Но и жесты Чехова в этом эпизоде, хотя они и ищут старой, полузабытой
жестикуляционной схемы, а может быть именно потому, что они эту схему
ищут, избыточны, нефункциональны. Пол Уиллемен заметил, что особенно
острые моменты наслаждения кино доставляет тогда, когда в игре актеров
обнаруживается некая избыточность:
"Это момент удвоения, рефлекса, как сказали бы фотографы, или двойного
голоса, как сказал бы Бахтин. Брандо возникает из-за своего персонажа и
делает нечто, что входит в роль, но что персонажу вовсе не обязательно
делать. Это действие не закодировано, не запрограммировано для персонажа; в
итоге возникает момент колебания" (Уиллемен 1994: 239-240).
Уиллемен и связывает эту избыточность удвоения с фетишем, как всякий
момент колебания -- например, расхождение в привычной схеме жестикуляции и
мимизма у персонажа и актера, который как будто нарушает принятые коды,
выглядывая из-за маски сам. Эта избыточность отчасти похожа на
сверхрастянутую кожу лица-перчатки, на сверхрастянутое зрение, производящее
избыточность деформаций.
Избыточность жеста связана с тем, что он не может с полной экономией
вписаться в привычное место. И связано это не только с дезавтоматизацией
жеста, его частичным забвением, но и с трансформацией места. Эдвард
Кейси заметил, что отсутствие неизбежно трансформирует не только
отсутствующего, но и место, которое он покинул (Кейси 1993 274).

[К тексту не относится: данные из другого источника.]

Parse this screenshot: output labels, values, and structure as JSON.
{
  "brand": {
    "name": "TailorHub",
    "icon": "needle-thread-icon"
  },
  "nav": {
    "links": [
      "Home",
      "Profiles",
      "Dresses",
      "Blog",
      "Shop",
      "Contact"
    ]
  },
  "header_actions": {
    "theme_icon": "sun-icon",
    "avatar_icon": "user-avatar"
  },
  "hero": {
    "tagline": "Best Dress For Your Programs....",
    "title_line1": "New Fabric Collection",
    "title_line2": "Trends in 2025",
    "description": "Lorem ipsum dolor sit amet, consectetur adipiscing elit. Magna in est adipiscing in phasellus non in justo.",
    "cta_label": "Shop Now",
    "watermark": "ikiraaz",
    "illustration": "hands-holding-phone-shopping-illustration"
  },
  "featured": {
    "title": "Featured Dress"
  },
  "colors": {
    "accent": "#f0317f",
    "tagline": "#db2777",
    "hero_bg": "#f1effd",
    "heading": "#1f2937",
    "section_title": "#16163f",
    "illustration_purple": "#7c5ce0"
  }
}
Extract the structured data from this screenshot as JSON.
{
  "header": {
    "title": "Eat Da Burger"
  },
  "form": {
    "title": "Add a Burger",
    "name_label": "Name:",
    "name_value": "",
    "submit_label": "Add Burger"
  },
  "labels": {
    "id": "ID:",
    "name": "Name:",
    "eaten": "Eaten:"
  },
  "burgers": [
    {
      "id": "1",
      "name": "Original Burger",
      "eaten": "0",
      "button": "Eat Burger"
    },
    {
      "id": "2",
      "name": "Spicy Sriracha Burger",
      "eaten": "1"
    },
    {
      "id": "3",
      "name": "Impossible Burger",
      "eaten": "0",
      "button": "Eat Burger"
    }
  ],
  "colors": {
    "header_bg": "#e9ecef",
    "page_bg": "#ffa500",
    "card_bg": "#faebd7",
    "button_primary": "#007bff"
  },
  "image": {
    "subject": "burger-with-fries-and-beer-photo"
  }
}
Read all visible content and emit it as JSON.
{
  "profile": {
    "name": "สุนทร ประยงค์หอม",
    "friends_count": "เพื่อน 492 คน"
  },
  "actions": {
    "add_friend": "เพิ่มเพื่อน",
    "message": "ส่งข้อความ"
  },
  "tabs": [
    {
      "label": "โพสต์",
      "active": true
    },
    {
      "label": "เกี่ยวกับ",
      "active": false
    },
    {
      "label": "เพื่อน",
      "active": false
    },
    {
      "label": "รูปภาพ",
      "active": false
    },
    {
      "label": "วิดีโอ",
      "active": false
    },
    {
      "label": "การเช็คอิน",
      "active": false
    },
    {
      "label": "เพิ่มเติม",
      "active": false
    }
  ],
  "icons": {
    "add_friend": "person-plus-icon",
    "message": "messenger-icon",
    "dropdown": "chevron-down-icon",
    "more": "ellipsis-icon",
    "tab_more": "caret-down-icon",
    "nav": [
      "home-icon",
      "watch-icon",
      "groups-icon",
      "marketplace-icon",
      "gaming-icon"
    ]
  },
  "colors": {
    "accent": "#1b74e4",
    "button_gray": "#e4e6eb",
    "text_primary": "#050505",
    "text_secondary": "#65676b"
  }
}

Изменившееся место в таком контексте выступает как зеркало трансформаций,
которым подверглось тело отсутствующего.
За одеванием следует сцена ужина, и здесь повторение не удается. Ночной
сторож захватил с собой обычный "советский" бутерброд с колбасой и не в
состоянии предложить ночному посетителю ничего более существенного Чехов не
может "повторить" той еды, к которой привык, -- зато этот нищенский
бутерброд и отвратительное вино (Чехов называет его чернилами), забытое в
буфете, пробуждают его воспоминания. Он вдруг с неподдельным сладострастием
начинает перечислять блюда, которые ему приходилось отведывать в прошлом,
вызывая в своем сознании те ароматы и вкусовые ощущения, которых уже не
приносит ему изменившаяся реальность.
130
Это эпизод воспоминания. Он также строится вокруг фетиша-- вкусового
ощущения -- этой надбавки к еде, этой области неопределенности par
excellence. Но движение здесь как будто обращено в иную сторону, чем в
предыдущем эпизоде. Если раньше преследователь как бы пытался проникнуть в
слишком свободную для него оболочку "идущего впереди" двойника, то здесь
герой оборачивается назад и пытается увидеть собственную, далеко отставшую
от него тень.
Первый эпизод относится к области повторения, второй -- воспоминания.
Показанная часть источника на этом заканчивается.